Political Science

Kristen Essel

Visiting Assistant Professor of Political Science
Rm 319/Watson Institute of International and Public Affairs - 111 Thayer Street
Areas of Expertise American Politics, Gender and Politics
Office Hours Wednesdays 12:30pm-2:00pm


Kristen Essel earned her doctorate in American Politics at Brown University. Her research analyzes how gender-based, online social movements influence policy and legislative outcomes. She specifically focuses on how shared gender identities influence legislators' responses to hashtag movements. She pays specific attention to the representation of women with intersecting identities by both the movement and political elites.

Kristen’s dissertation explores how members of Congress responded to the #MeToo movement, resulting in anti-sexual assault and harassment legislation. Her work provides a model for how a nebulous, online movement for a weakly-linked social group may result in various legislative provisions that benefit a movement's members. Her work further sheds light on how congresswomen's rhetorical and legislative strategies changed in light of the movement. She finds that (co-)sponsorship of #MeToo legislation increased from 2015-2020. She also finds that increasing the number of women (especially women of color) elected to Congress was a prerequisite for #MeToo to produce anti-assault and harassment policies. Kristen also has several papers out for review that expand upon social dynamics seen during the #MeToo movement. One work analyzes voters' response to female candidates who express anger toward sexual assault & harassment. Another analyzes the potential for online-based empathy to influence opinions on abortion.

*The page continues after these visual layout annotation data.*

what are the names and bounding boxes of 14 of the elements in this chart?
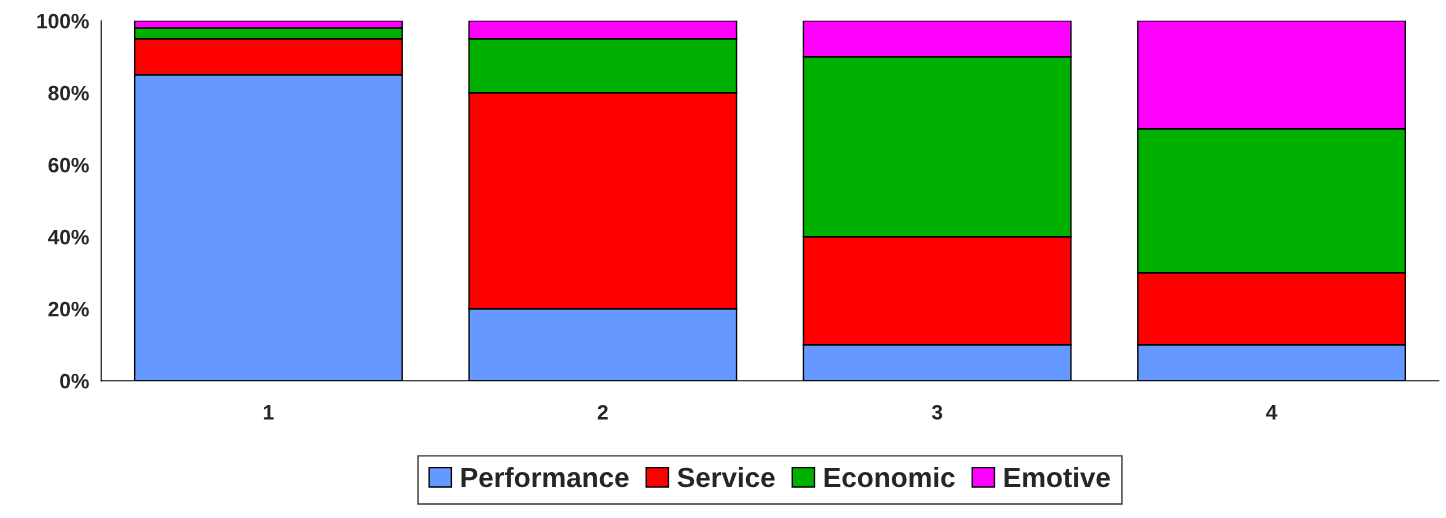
legend-label: Emotive bbox=[1004, 466, 1110, 488]
x-tick-label: 2 bbox=[597, 404, 608, 420]
y-tick-label: 0% bbox=[60, 373, 89, 389]
y-tick-label: 100% bbox=[37, 13, 89, 29]
x-tick-label: 4 bbox=[1266, 405, 1278, 420]
x-tick-label: 1 bbox=[263, 405, 274, 420]
y-tick-label: 20% bbox=[48, 301, 89, 317]
legend-label: Economic bbox=[824, 466, 955, 488]
y-tick-label: 60% bbox=[48, 157, 89, 173]
x-tick-label: 3 bbox=[931, 404, 943, 420]
legend-label: Performance bbox=[461, 466, 629, 488]
y-tick-label: 40% bbox=[48, 229, 89, 245]
legend-label: Service bbox=[677, 466, 775, 488]
y-tick-label: 80% bbox=[48, 85, 89, 101]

Before attending Brown, Kristen was a Teach for America corps member, teaching social studies for four different grade levels, including 11th grade Government and Economics. As an instructor, she works to ensure students build the skills and mindsets necessary to succeed in their chosen career path. She works to ensure that her students understand the various ways that government effects their lives and are equipped with the tools necessary to navigate today's polarized political environment. Kristen uses her previous teaching experience to inform her course sequence, classroom culture, and assessment styles to ensure that all students are able to succeed. She has had the pleasure to teach as an adjunct instructor at Connecticut College and will be teaching as a Visiting Assistant Professor at Brown University during the 2023-2024 academic year.

Job Market Paper Title

Representing a Movement: Congressional Sponsorship of #MeToo Legislation from 2015 to 2020

Job Market Paper Abstract

A record number of women were elected to Congress following the 2018 election and 2017 #MeToo movement. While there are demonstrable benefits in electing more women to office, did this increase in descriptive representation also lead to an increase in substantive representation of the policy interests of the #MeToo movement? A review of social movement and gender and elections literature suggests that the hashtag movement may not have been strong enough to incentivize representatives to sponsor anti-assault and harassment legislation. Yet, this issue was salient enough to help elect women in 2018. Using an original data set and typology for classifying the various ways in which legislative text can represent the policy goals of a movement, I utilize a regression analysis of House members’ sponsorship and co-sponsorship of legislation from 2015-2020. The results of this paper demonstrate that sponsorship of movement legislation increased following the #MeToo movement and the type of legislation sponsored was dependent on partisan control of the House chamber. I find that age,partisanship, sex, and non-White identity are significant predictors for which legislators are most likely to sponsor #MeToo legislation.